Reste qu’une partie de ces jeunes Juifs radicaux semble désormais incontrôlable, rejetant les appels au calme des rabbins et des représentants des habitants juifs qu’ils considèrent comme des « collabos ». Pour compliquer la chose, cette jeunesse qui a grandi dans les colonies classiques ne rentre dans aucune catégorie connue. Aux hippies, ils ont cependant emprunté le retour à la nature, le rejet du confort bourgeois et du consumérisme. Quant à cette volonté de ne pas céder un pouce de terrain, elle remonte au démantèlement du Goush Katif, en août 2005 et au choix de ses habitants de ne pas s’opposer par la force à la décision d’Ariel Sharon. Le traumatisme est encore à vif, mais la leçon a été retenue : face au gouvernement de Jérusalem, la résignation ne paie pas.

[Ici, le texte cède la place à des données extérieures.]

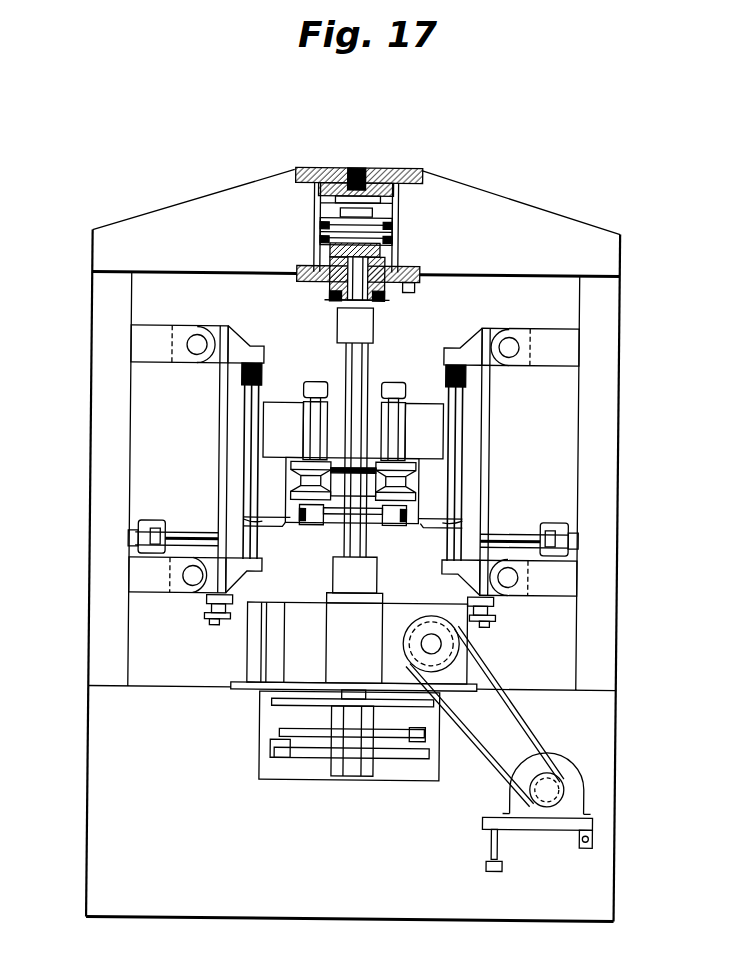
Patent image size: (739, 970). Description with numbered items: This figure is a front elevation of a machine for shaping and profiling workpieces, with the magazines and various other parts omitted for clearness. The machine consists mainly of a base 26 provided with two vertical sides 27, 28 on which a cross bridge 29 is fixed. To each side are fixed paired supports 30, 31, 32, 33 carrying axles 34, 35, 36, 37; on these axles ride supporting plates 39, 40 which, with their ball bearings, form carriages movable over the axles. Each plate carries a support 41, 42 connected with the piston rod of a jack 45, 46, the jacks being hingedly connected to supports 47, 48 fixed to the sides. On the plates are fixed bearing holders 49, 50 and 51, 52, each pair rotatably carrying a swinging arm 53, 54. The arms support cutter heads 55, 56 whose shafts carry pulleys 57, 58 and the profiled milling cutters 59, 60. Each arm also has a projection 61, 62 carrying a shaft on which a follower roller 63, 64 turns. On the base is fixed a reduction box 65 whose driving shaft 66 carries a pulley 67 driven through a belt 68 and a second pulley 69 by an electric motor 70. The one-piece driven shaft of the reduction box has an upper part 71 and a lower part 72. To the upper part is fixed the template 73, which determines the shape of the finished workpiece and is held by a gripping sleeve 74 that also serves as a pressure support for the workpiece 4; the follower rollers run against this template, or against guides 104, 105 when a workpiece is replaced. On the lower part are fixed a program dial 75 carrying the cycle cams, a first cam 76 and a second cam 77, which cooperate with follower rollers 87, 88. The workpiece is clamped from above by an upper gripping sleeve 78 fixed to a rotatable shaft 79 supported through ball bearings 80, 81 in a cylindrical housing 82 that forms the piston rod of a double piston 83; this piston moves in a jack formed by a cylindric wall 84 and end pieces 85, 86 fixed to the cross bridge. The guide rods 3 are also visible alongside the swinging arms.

The guide rods 3 is at (245, 437).
The workpiece 4 is at (340, 460).
The base 26 is at (89, 862).
The vertical side 27 is at (89, 646).
The vertical side 28 is at (617, 634).
The cross bridge 29 is at (522, 212).
The support 30 is at (180, 342).
The support 31 is at (180, 591).
The support 32 is at (531, 348).
The support 33 is at (522, 593).
The axle 34 is at (195, 356).
The axle 35 is at (193, 587).
The axle 36 is at (507, 356).
The axle 37 is at (508, 586).
The supporting slide or plate 39 is at (218, 464).
The supporting slide or plate 40 is at (488, 456).
The support 41 is at (188, 534).
The support 42 is at (524, 533).
The jack 45 is at (151, 522).
The jack 46 is at (554, 521).
The support 47 is at (128, 540).
The support 48 is at (578, 538).
The bearing holder 49 is at (256, 347).
The bearing holder 50 is at (262, 568).
The bearing holder 51 is at (456, 347).
The bearing holder 52 is at (442, 569).
The swinging arm 53 is at (256, 372).
The swinging arm 54 is at (448, 372).
The cutter head 55 is at (281, 408).
The cutter head 56 is at (420, 408).
The pulley 57 is at (314, 382).
The pulley 58 is at (394, 382).
The milling cutter 59 is at (300, 482).
The milling cutter 60 is at (405, 482).
The projection 61 is at (278, 528).
The projection 62 is at (428, 528).
The follower roller 63 is at (308, 526).
The follower roller 64 is at (394, 526).
The reduction box 65 is at (262, 652).
The driving shaft 66 is at (421, 642).
The pulley 67 is at (422, 640).
The belt 68 is at (528, 730).
The second pulley 69 is at (566, 785).
The electric motor 70 is at (550, 828).
The driven shaft upper part 71 is at (340, 560).
The driven shaft lower part 72 is at (352, 690).
The template 73 is at (350, 515).
The gripping sleeve 74 is at (372, 496).
The program dial 75 is at (318, 706).
The first cam 76 is at (281, 734).
The second cam 77 is at (392, 754).
The upper gripping sleeve 78 is at (355, 356).
The rotatable shaft 79 is at (340, 282).
The ball bearing 80 is at (395, 270).
The ball bearing 81 is at (376, 296).
The housing 82 is at (327, 248).
The double piston 83 is at (389, 212).
The cylindric wall 84 is at (311, 210).
The end piece 85 is at (377, 168).
The end piece 86 is at (410, 284).
The follower roller 87 is at (272, 750).
The follower roller 88 is at (427, 735).
The guide 104 is at (250, 519).
The guide 105 is at (455, 519).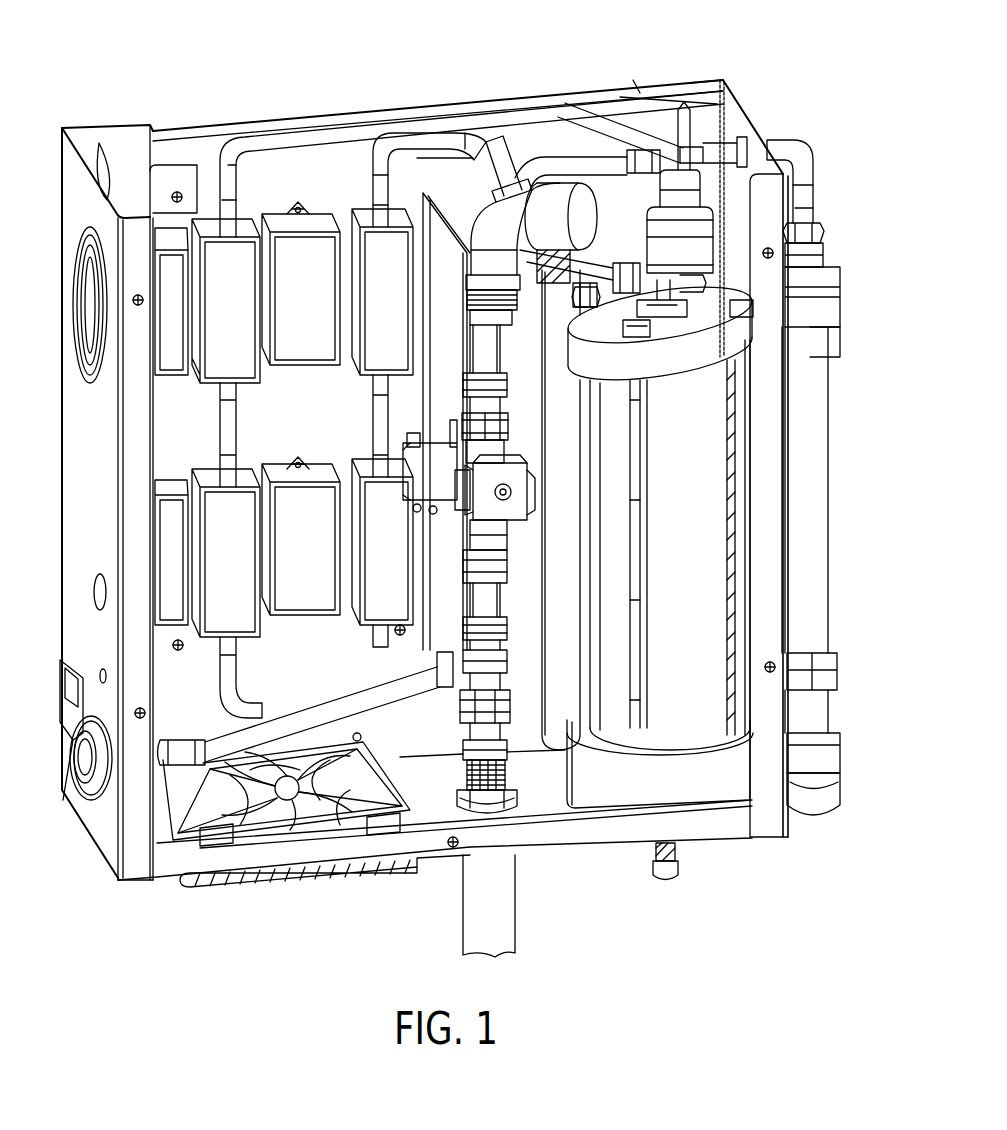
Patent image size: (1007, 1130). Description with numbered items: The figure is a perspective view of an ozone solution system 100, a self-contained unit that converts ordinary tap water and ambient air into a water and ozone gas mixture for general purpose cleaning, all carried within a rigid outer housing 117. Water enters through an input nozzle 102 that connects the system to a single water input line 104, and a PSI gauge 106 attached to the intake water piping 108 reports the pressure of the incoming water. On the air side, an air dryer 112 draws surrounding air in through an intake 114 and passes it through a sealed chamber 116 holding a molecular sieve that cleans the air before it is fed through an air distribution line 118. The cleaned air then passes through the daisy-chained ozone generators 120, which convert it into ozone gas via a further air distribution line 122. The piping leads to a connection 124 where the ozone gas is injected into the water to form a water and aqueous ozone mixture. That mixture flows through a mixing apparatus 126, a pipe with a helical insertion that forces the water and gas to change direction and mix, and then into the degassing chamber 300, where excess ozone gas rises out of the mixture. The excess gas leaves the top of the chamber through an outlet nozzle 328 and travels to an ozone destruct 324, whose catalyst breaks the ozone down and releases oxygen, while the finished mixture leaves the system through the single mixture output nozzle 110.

The ozone solution system 100 is at (116, 80).
The input nozzle 102 is at (497, 802).
The water input line 104 is at (477, 913).
The PSI gauge 106 is at (160, 745).
The intake water piping 108 is at (508, 635).
The mixture output nozzle 110 is at (660, 868).
The air dryer 112 is at (815, 490).
The intake 114 is at (813, 808).
The sealed chamber 116 is at (815, 573).
The rigid outer housing 117 is at (698, 95).
The air distribution line 118 is at (328, 133).
The ozone generators 120 is at (217, 257).
The air distribution line 122 is at (227, 418).
The connection 124 is at (537, 205).
The mixing apparatus 126 is at (565, 440).
The degassing chamber 300 is at (703, 640).
The ozone destruct 324 is at (653, 248).
The outlet nozzle 328 is at (748, 303).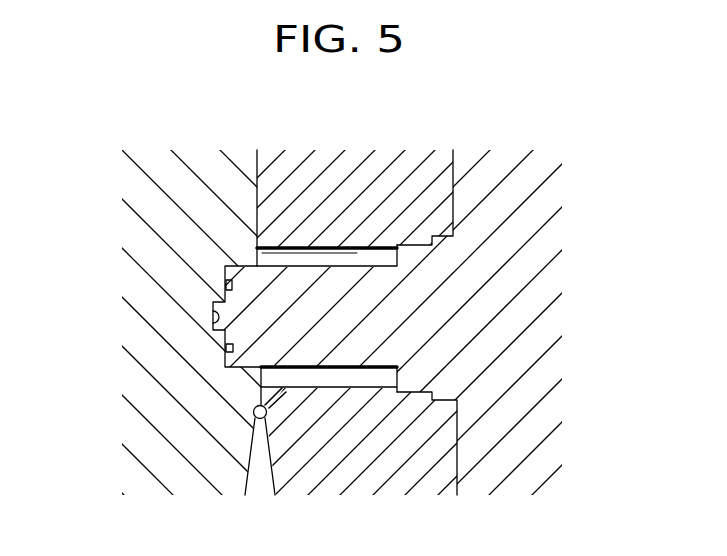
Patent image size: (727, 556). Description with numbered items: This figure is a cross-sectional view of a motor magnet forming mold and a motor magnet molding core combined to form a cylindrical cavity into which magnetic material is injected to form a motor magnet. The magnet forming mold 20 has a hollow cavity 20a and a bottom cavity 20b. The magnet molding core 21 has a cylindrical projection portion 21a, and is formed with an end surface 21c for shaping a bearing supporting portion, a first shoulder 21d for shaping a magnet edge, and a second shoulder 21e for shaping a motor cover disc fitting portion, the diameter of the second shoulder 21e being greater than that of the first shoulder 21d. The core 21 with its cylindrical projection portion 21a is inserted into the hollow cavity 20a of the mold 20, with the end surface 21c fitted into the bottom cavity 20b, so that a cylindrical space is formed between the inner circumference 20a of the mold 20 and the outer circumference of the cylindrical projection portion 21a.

The magnet forming mold 20 is at (383, 151).
The hollow cavity 20a is at (298, 247).
The bottom cavity 20b is at (214, 318).
The magnet molding core 21 is at (455, 301).
The cylindrical projection portion 21a is at (348, 318).
The end surface 21c is at (238, 286).
The first shoulder 21d is at (404, 378).
The second shoulder 21e is at (433, 392).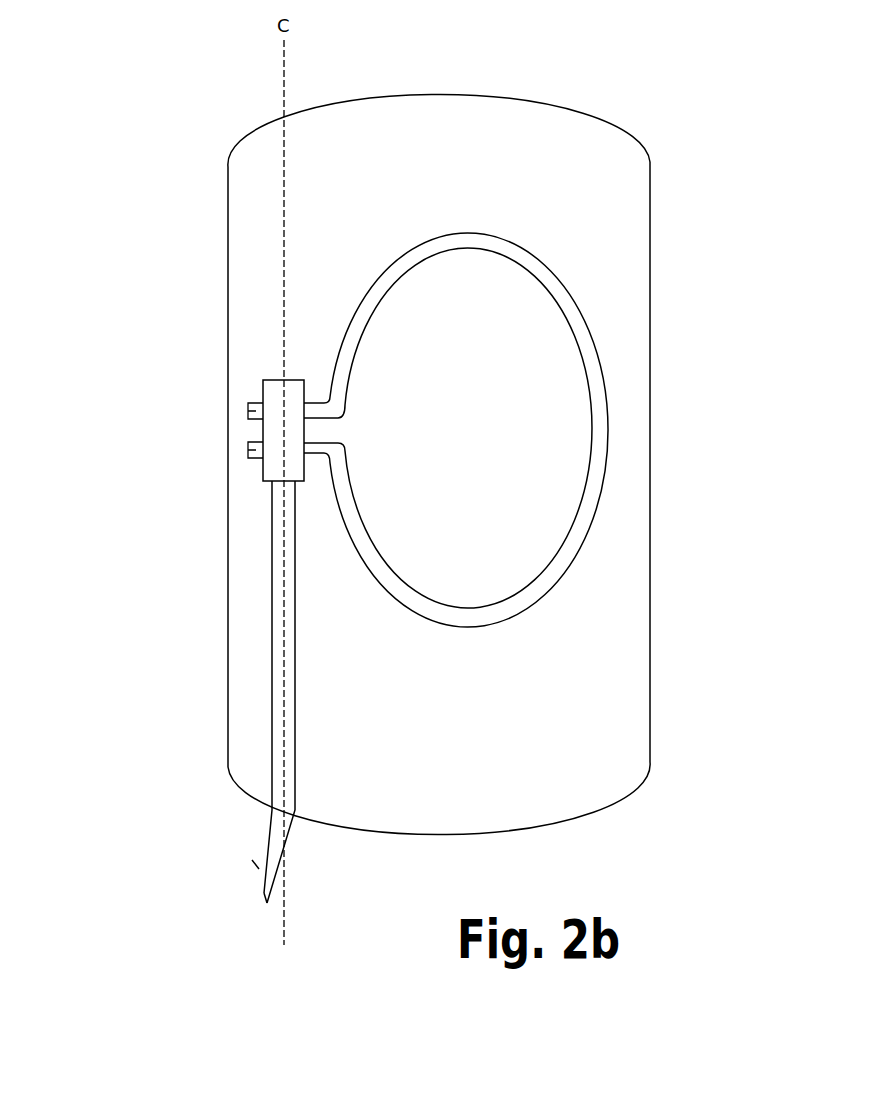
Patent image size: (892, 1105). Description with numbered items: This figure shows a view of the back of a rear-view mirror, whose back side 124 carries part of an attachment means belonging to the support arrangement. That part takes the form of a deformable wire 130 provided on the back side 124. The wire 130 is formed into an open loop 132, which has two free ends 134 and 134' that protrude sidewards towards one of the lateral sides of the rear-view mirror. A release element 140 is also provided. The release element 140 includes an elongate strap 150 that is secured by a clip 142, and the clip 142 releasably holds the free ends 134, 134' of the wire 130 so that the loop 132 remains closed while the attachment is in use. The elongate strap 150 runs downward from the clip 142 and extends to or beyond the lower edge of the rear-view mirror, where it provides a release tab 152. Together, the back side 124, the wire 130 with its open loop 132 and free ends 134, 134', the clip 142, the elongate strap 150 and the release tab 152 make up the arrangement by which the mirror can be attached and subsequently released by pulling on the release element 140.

The back side 124 is at (608, 198).
The deformable wire 130 is at (612, 372).
The open loop 132 is at (540, 583).
The free end 134 is at (220, 463).
The free end 134' is at (210, 405).
The clip 142 is at (275, 432).
The elongate strap 150 is at (288, 723).
The release tab 152 is at (262, 892).
The release element 140 is at (112, 352).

« La majorité d’entre eux avaient une petite dizaine d’années lors de l’expulsion du Goush. Ils sont donc entrés dans l’adolescence avec ce traumatisme : des Juifs étaient sortis de force de leur maison par des soldats de Tsahal », explique Akiva Novick, journaliste au Yédiot A'haronot. Lui-même élevé dans l’implantation d’Ofra, ce reporter à peine plus âgé qu’eux note une « dérive » chez ces jeunes radicaux. Elle est religieuse. « Dans leur immense majorité, ils n’étudient pas et ont quitté très tôt la yéchiva. Ils justifient leurs actions par la Torah, mais en invoquant sans cesse Eretz Israël, ils oublient totalement la ahavat Israël, l’amour du prochain ».
Mais se focaliser sur la partie de la faction la plus violente des jeunes des collines, c’est passer à côté d’une réalité : leur idéologie est inébranlable. C’est elle qui leur permet d’affronter les rigueurs de l’hiver dans les collines de Samarie, sans eaux et sans électricité, sous la menace constante de voir la police détruire leurs fragiles abris.

 

« Nous peuplons la terre d’Israël », rappelle Téhila, une jeune fille du « garin » de Ramat Migron. « À chaque étape du retour du peuple juif chez lui, les pionniers sont traités d’extrémistes. Et puis on s’aperçoit qu’ils avaient raison d’insister. Vous verrez : la prochaine génération ira encore plus loin ». Si la poignée d’Amants de Sion qui en 1882 avaient fondé Richon Lé-Tsion, la première implantation juive en Palestine, pouvaient répondre à Téhila, que diraient-ils ?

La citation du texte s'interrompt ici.